Debut de section - PermalienPhoto de Jean-Christophe Lagarde

La parole est à M. Didier Mathus, rapporteur pour avis de la commission des affaires étrangères pour l'action audiovisuelle extérieure.

Debut de section - PermalienPhoto de Didier Mathus

Monsieur le président, monsieur le ministre, mes chers collègues, balayer en cinq minutes le bilan d'une législature pour l'AEF est un exercice assez sportif mais je vais m'y essayer.

Au terme de cette législature, on reste frappé par le considérable gâchis que constitue la gestion de l'Audiovisuel extérieur de la France au cours de ces dernières années.

Il est vrai que France 24 était mal née dès 2003, lorsque le Président de la République de l'époque fit le choix pour le moins incongru de refuser toutes les préconisations des parlementaires et des professionnels en créant un attelage improbable entre France Télévisions et TF1 pour complaire au groupe Bouygues.

Malheureusement, la suite ne fut pas plus convaincante.
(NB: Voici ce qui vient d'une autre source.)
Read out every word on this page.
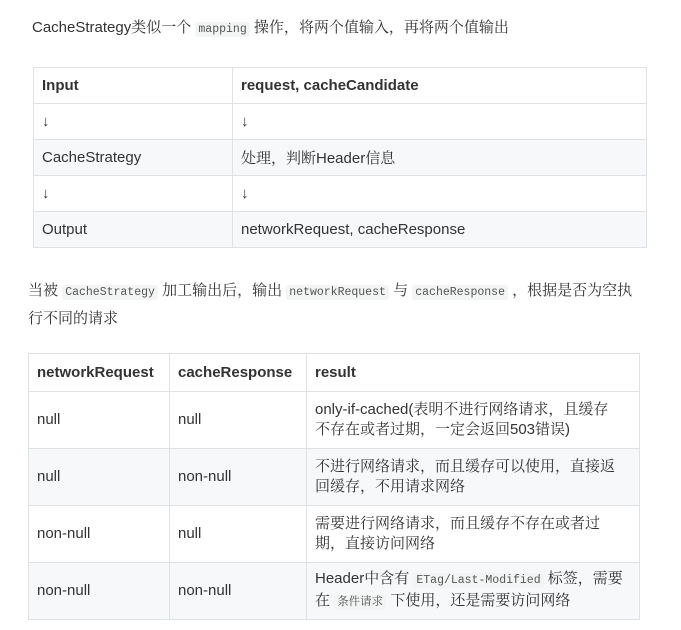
CacheStrategy类似一个 mapping 操作，将两个值输入，再将两个值输出
Input	request, cacheCandidate
↓	↓
CacheStrategy	处理，判断Header信息
↓	↓
Output	networkRequest, cacheResponse
当被 CacheStrategy 加工输出后，输出 networkRequest 与 cacheResponse ，根据是否为空执
行不同的请求
networkRequest	cacheResponse	result
null	null	only-if-cached(表明不进行网络请求，且缓存
不存在或者过期，一定会返回503错误)

null	non-null	不进行网络请求，而且缓存可以使用，直接返
回缓存，不用请求网络

non-null	null	需要进行网络请求，而且缓存不存在或者过
期，直接访问网络

non-null	non-null	Header中含有 ETag/Last-Modified 标签，需要
在 条件请求 下使用，还是需要访问网络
La création ex nihilo d'une chaîne d'information en continu à vocation internationale, au moment même où le pouvoir refusait la création de la chaîne TNT « tout info » du service public, fut une erreur de conception et de calendrier. L'heure n'était d'ailleurs déjà sans doute plus à l'émergence d'un format de breaking news, à l'instar de CNN ou d'Al Jazeera.

Le rapport Benamou en 2007, partant d'une idée simple et somme toute peu contestable, le rapprochement de tous les outils internationaux de l'audiovisuel extérieur, devait aboutir à une série d'erreurs d'appréciation et de maladresses qui n'ont fait qu'aggraver la situation.

Le choix des dirigeants, répondant à des critères partisans et circonstanciels, achevait de compromettre cet édifice.

Dans quel pays peut-on ainsi confier le destin de l'audiovisuel extérieur à un publicitaire dont la seule compétence éminente dans le domaine était sa connivence forte avec le chef de l'État de l'époque, en le doublant d'une directrice générale elle-même compagne du ministre des affaires étrangères ?

Avec la démission de Jean Lesieur, il y a quinze jours, considéré pourtant comme le plus proche des soutiens du PDG, France 24 aura connu cinq directeurs de l'information en quatre ans !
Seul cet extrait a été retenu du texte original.